James Brady

Writer

  • Born: November 15, 1928
  • Birthplace: Brooklyn, New York
  • Died: January 26, 2009

Biography

James Winston Brady was born in Brooklyn, New York, in 1928, the son of shipping freight solicitor James Thomas Brady and Marguerite Winston Brady. He received a B.A. in English from Manhattan College in 1950 and attended New York University for one year (1953-1954). He married Florence Kelly in 1958.

Brady began his illustrious career by working at Macy’s department store as a copywriter in 1950; for Fairchild Publications, Inc., in New York City; and as the Washington, D.C., correspondent between 1953 and 1958, before becoming the bureau chief in London in 1958 and Paris between 1960 and 1964. After this, he served in a long series of jobs, including publisher of Women’s Wear Daily, vice president of Capital Cities Broadcasting Corporation, vice president of Hearst Corporation, publisher and editor of Harper’s Bazaar, editor-in-chief of the National Star, editor of New York Magazine, and news commentator at WCBS-TV.

Brady served in the United States Marine Corps Reserve after active duty during the Korean War, for which he was awarded the Bronze Star for valor. Although Brady experienced a brilliant career as a journalist, editor, commentator, and administrator, he also wrote an acclaimed memoir titled The Coldest War: A Memoir of Korea in 1990, which was very well received by critics. Ten years later, he published The Marines of Autumn: A Novel of the Korean War. In it, Captain Thomas Verity (whose name suggests “truth”) picks up live hand grenades just flung at his men by the Chinese Communists and tosses them back. In 1950, a group of Marines are sent by Douglas MacArthur to Chosin, where they suffer conditions so severe that they must claw their way back. Brady holds nothing back. All the horrors of war are practically written in blood. As one critic wrote, The Coldest War “is a model of historical and moral accuracy.”

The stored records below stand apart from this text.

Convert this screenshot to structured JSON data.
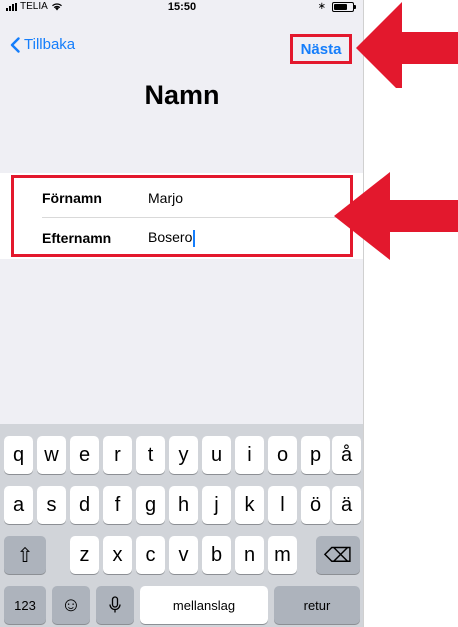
{
  "status_bar": {
    "carrier": "TELIA",
    "time": "15:50",
    "bluetooth": "∗"
  },
  "nav": {
    "back_label": "Tillbaka",
    "next_label": "Nästa"
  },
  "page": {
    "title": "Namn"
  },
  "form": {
    "fields": [
      {
        "label": "Förnamn",
        "value": "Marjo"
      },
      {
        "label": "Efternamn",
        "value": "Bosero"
      }
    ]
  },
  "keyboard": {
    "row1": [
      "q",
      "w",
      "e",
      "r",
      "t",
      "y",
      "u",
      "i",
      "o",
      "p",
      "å"
    ],
    "row2": [
      "a",
      "s",
      "d",
      "f",
      "g",
      "h",
      "j",
      "k",
      "l",
      "ö",
      "ä"
    ],
    "row3": [
      "z",
      "x",
      "c",
      "v",
      "b",
      "n",
      "m"
    ],
    "numbers_label": "123",
    "space_label": "mellanslag",
    "return_label": "retur",
    "shift_icon": "⇧",
    "delete_icon": "⌫",
    "emoji_icon": "☺",
    "mic_icon": "microphone-icon"
  },
  "annotation": {
    "highlight_color": "#e3182d",
    "arrow_color": "#e3182d"
  }
}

In 1997, Brady began a series of novels that concern the upscale lifestyle of the Hamptons on New York’s Long Island: Further Lane: A Novel of the Hamptons (1997), Gin Lane: A Novel of Southampton (1998), The House That Ate the Hamptons: A Novel of Lily Pond Lane (1999), and A Hamptons Christmas (2000). His 1981 The Press Lord provides a detailed view inside the world of New York ’s newspaper industry. The protagonist Campbell Haig owns a group of popular newspapers. After he rescues a New York daily newspaper, he finds he must fight an opposing publication.

Brady received an Emmy Award in 1973 and the 2003 W. Y. Boyd Literary Novel Award for Warning of War: The Marines of North China. Brady is highly regarded for his highly moving, clear and colorful writing style and his hopeful messages in a dark world.